Among the many things we can celebrate about humankind is our growing commitment to what is being called "social responsibility." You could probably find a "socially responsible" approach to almost every human activity, from conception to cremation, which may make this movement among the most powerful in the world’s history. Still, "social responsibility" is a relatively new phenomenon, and so we continue to discover the depth of its meaning.
For instance, we are learning that social responsibility begins not with changing a single thing about the world, but rather with asking ourselves: Who am I committed to being?
We are learning that when we "make the world a better place" because we are angry, say, to pick a common motivation – what we’re doing as much as anything else is perpetuating anger. And if that weren’t enough, we are learning that making friends with anger (one of the indispensable steps toward actually managing it) may be harder than quelling terrorism. How many of us light a candle for the planet while we hate those goddamn polluters?
When the Dalai Lama met a Tibetan monk who had been imprisoned and tortured by the Chinese for several years, His Holiness asked the monk if he had been afraid. The monk replied, "My only fear was that I wouldn’t have compassion for my captors." We do ourselves a disservice if we think of this monk as somebody special. He’s just a guy trying to live the best life he knows how, like any of us. He knows that his life is not about his captors (the world outside of him), it is about himself – about who he is committed to being regardless of anything else.
A company here in Vermont has taken the courageous step of naming itself Seventh Generation, bowing to the Native American principle of making decisions with the awareness of our place at the center of a continuum that spans three generations before us and three generations after. This principle is especially powerful, because it is impossible to know specifically how to realize it. Its value stems from how much the attempt to see our choices in a larger context becomes a conscious practice by every person who contributes to the organization’s well-being.
Today, we are learning that the measure of health, whether of an individual or the planet, is defined primarily by one thing: Resilience – the ability to respond in a positive way to ANY eventuality.
A healthy enterprise, then, like a healthy person, is one engaged in a never-ending assessment of those fundamental questions of purpose, values and goals – and from that assessment, linking commitments to action.
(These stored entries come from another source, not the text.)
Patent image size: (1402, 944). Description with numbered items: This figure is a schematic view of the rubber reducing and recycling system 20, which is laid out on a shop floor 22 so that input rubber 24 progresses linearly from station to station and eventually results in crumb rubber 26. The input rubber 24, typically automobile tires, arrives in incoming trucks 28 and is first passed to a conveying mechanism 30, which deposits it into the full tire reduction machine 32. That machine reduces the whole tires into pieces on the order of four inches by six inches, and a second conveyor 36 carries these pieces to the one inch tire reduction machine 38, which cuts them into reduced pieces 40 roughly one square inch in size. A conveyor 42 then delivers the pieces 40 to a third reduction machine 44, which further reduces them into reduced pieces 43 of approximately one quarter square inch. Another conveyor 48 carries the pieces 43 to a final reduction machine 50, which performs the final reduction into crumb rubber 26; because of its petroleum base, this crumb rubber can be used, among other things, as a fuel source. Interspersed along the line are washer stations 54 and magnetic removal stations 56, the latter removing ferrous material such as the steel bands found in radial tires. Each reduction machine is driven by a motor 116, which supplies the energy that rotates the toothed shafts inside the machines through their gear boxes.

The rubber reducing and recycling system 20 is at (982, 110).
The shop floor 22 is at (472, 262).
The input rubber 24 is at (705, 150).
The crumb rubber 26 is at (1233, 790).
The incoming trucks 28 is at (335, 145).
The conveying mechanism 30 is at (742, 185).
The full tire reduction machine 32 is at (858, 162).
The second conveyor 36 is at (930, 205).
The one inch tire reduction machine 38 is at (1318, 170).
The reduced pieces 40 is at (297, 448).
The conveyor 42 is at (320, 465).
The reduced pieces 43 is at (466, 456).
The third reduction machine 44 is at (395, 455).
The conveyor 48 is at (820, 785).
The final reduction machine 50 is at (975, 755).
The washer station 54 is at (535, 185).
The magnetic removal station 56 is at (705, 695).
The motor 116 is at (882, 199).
The key modifier here is "never-ending."
It was a different, though equally well-intentioned, priest who, at my father’s wake, made the offhand remark that we are all sinners. I was 27.
"Speak for yourself," I said to him.
"Are you saying you’ve never sinned?" he asked.
"Oh no, Father," I said. "You name it, and I’m sure I’ve either done it or wanted to. But I’ve also played a lot of basketball, and I don’t consider myself a basketball player."
As we grow in our understanding of what it takes to be socially responsible, we are learning that organizations that stagnate or die do so, at least in part, because they have neglected to address who they truly are. Their focus is primarily external, rather than within. Many of us who live lives of quiet desperation, as Thoreau calls it, do so for the same reason – shying away from the question that lies at the heart of not only social responsibility, but of life itself: Who will I be or die trying?